First, primordial germ cells are haploid; they either become sperm or eggs. When a sperm with an edited genome fertilizes an egg that does not have an edited genome (or vice versa), the offspring’s diploid genome will have only one copy of the edited gene. The edits, therefore, may not be visible in the offspring’s phenotype. To produce offspring with two copies of the edited gene, genomes from both the sperm and the egg have to be edited.
Second, the injected primordial germ cells are not the only primordial germ cells that make it to the sex organs. In the duck example above, the duck was the dad of the chicken, but his sperm were chimeric—some of his sperm were duck sperm and other sperm were chicken sperm. When his duck sperm fertilized a chicken egg, nothing happened. No hybrid “duckens” were born. But, when his chicken sperm—those of his sperm that were derived from the chicken primordial germ cells that were injected into his egg while he was a developing embryo—fertilized a chicken egg, a chicken was born. That chicken had a genome that was 100 percent chicken-like. But its father was, nonetheless, a duck.
Third, in the experiments that have been done thus far, scientists observed that the efficiency with which the injected primordial germ cells go on to become the next generation is poor. Only a small fraction of the eggs and sperm that are eventually made by the embryos develop from the injected primordial germ cells.
Mike McGrew of the Roslin Institute has a plan to overcome these obstacles. He is genetically engineering chickens that cannot make primordial germ cells. The only way these chickens would make eggs or sperm would be if primordial germ cells were injected during the appropriate developmental stage. In this way, he can produce hens in which 100 percent of eggs contain the edited genome, and cockerels in which 100 percent of sperm contained the edited genome. Mating these together would result in offspring that are 100 percent genetically engineered.

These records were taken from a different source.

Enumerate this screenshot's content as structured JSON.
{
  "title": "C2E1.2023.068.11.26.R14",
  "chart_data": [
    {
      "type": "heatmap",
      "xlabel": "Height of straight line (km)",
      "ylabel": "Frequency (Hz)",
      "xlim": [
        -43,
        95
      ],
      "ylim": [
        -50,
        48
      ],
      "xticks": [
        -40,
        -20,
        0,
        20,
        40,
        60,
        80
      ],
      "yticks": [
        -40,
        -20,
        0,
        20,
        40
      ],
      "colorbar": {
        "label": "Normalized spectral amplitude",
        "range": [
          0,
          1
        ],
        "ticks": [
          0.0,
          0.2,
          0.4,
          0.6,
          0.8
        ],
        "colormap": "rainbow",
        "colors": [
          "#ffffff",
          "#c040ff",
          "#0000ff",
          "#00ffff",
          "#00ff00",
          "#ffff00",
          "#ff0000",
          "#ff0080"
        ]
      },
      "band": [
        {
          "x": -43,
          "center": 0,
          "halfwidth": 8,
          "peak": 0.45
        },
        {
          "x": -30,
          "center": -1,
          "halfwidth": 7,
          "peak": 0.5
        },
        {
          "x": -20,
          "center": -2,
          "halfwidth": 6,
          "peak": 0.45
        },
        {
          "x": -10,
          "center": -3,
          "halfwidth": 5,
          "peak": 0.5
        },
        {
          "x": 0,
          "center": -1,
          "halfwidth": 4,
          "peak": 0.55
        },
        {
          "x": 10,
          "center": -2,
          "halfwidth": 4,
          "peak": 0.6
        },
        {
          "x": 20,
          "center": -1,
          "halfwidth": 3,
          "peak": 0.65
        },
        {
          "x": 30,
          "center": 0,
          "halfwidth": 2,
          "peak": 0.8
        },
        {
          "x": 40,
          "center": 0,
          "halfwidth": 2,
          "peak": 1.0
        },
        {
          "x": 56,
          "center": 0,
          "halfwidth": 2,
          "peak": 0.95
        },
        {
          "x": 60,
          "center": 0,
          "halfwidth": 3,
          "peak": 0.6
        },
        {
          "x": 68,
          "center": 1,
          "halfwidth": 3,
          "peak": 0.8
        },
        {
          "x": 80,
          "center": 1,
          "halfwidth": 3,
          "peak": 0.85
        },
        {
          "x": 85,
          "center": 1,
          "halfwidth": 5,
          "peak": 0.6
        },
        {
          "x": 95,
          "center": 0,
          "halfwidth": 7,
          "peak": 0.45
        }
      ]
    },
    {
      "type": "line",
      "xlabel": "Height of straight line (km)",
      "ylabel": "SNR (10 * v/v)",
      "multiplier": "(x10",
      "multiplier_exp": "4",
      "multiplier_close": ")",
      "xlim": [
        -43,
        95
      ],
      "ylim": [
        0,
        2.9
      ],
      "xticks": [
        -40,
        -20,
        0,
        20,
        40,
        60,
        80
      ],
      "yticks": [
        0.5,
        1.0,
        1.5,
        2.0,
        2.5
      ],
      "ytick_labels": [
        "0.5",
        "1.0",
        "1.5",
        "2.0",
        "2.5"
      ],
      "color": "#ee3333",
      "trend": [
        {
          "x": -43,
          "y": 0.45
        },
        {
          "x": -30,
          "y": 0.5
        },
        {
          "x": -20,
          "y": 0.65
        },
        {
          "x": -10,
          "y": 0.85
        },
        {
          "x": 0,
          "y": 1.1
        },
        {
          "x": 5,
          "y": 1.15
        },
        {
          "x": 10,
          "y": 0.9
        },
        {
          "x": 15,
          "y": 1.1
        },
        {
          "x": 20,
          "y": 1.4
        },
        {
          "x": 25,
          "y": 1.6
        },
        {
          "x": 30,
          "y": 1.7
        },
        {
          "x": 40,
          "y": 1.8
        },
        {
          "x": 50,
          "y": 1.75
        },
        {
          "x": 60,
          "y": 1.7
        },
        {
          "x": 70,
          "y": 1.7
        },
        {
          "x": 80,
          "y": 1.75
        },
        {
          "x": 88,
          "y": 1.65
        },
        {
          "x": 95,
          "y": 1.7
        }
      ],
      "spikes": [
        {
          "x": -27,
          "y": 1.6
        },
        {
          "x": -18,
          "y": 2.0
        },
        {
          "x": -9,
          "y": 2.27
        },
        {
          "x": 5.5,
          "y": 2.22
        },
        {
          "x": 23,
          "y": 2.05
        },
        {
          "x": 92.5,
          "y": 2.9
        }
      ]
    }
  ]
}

While there has been some success in transferring primordial germ cells between distantly related bird species, I imagine that there are still limits to how far this can be taken. Chickens, for example, may struggle to (and probably should not be caused to) lay eggs that contain developing moa or elephant bird embryos, for example. And there is little doubt that the hormonal and genetic environment within the mother—even for just the first twenty-four hours of development—plays some role in early embryonic development. This technology is exciting, however, and will certainly find use in the preservation of avian biodiversity, at the very least among chicken breeds.
And perhaps someday a chicken will be persuaded to lay an egg that contains a baby dodo. If that were to happen, the next question might be, just what is that chicken going to do with a baby dodo?